Já Felício passou batido em seu último Draft, o mesmo de Caboclo, em 2014. Mesmo depois de ter se apresentando bem no adidas EuroCamp em Treviso. Tudo bem. Voltou ao Rio de Janeiro e seguiu trabalhando. Até que o Bulls lhe abriu as portas para um teste. Contrariando todas as perspectivas, devido à conjuntura específica do elenco de Chicago, cheio de pivôs altamente qualificados. Como ele conseguiu? Não só com talento natural, mas com muito empenho. Ser ignorado por um sistema que só abre 60 vagas anuais é o mais provável, na verdade. Mas não é o fim da linha.
Esse tipo de roteiro deve estar na cabeça se cada garoto com aspirações de NBA, como o trio do Pinheiros (e mesmo um pivô bem jovem que logo mais vai estar em pauta, Lucas Cauê), Mogi e outros.
Dessa vez eles decidiram ficar fora do Draft. A movimentação, declarada, de scouts pelo país não foi das mais agitadas. Spurs e Sixers estiveram por aqui, do que sei. Bem menos do que no ano passado, quando Georginho foi um chamariz, depois de perfil publicado pelo DraftExpress. Que eles não tenham vindo não significa que não haja interesse. Pelo menos mais quatro clubes estiveram de olho no progresso da turma. A parceria da LNB com o sistema Synergy contribui muito para isso.
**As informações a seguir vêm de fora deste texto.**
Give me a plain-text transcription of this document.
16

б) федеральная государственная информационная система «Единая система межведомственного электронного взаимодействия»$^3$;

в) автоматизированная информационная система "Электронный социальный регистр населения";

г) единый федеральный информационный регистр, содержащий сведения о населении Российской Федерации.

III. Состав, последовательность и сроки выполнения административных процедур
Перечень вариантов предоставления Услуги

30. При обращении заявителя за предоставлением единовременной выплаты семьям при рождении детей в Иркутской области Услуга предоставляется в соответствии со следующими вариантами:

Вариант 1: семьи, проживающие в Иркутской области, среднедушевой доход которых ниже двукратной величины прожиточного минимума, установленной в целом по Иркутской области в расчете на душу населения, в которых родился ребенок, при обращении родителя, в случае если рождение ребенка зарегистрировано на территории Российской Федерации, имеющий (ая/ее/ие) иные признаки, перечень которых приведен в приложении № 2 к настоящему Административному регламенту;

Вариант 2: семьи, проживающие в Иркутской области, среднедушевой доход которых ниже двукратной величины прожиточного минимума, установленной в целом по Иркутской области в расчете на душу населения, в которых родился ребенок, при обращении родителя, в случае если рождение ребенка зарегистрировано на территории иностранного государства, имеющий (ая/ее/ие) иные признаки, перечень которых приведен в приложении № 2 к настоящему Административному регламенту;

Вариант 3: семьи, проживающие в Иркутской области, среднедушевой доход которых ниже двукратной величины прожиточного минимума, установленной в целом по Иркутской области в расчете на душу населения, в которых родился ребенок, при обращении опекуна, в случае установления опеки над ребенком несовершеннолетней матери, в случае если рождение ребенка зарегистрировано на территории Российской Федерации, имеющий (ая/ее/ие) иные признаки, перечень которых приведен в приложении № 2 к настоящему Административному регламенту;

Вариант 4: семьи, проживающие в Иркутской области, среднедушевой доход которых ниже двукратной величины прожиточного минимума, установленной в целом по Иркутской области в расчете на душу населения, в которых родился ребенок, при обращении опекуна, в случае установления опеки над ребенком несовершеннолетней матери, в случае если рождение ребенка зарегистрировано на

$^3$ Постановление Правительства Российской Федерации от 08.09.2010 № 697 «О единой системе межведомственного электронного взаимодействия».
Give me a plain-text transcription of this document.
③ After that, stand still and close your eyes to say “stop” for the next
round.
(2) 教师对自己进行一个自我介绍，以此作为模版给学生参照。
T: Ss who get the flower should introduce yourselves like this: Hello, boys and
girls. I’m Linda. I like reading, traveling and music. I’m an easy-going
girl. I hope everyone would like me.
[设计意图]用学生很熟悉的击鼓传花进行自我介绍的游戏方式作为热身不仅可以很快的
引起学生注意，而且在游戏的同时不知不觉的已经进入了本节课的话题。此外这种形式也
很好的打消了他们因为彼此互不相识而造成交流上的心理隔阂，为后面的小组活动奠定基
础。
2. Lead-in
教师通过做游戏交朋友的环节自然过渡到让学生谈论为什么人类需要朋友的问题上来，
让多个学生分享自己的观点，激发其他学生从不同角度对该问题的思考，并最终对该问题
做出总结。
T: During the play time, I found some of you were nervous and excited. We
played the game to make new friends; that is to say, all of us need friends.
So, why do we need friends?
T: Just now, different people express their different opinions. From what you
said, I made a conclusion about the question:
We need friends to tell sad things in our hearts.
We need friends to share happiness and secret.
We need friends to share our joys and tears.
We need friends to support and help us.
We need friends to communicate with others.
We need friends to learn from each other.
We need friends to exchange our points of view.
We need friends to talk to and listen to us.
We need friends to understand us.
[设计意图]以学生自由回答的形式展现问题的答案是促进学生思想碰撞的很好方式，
Três scouts manifestaram surpresa pela decisão de Lucas ficar fora, positivamente impressionados peço NBB que fez, passando de promessa a realidade, com números dignos de um All-Star nacional já. O progresso de Humberto também foi registrado. Mas seus clubes também não foram agressivos o suficiente também em suas sondagens. Para gente tão jovem, porém, não há pressa.
Lucas e Humberto vão completar 22 anos em 2017. Então vão ser candidatos automáticos ao Draft. Com mais um ano de cancha, desde que com tempo de quadra e oportunidade para produzirem, mantendo essa curva de ascensão, terão candidaturas ainda mais fortes, sólidas. Entre os olheiros, há aqueles que topam o risco máximo, como aconteceu com Caboclo, que tinha as ferramentas físicas, atléticas dos sonhos. Mas há muitos que preferem apostas mais factíveis, levando em conta aquilo que os atletas já produzem em suas ligas locais. Faz mais sentido, aliás. No caso de Mogi, George e Sena, de 1996, eles tem ainda mais dois anos.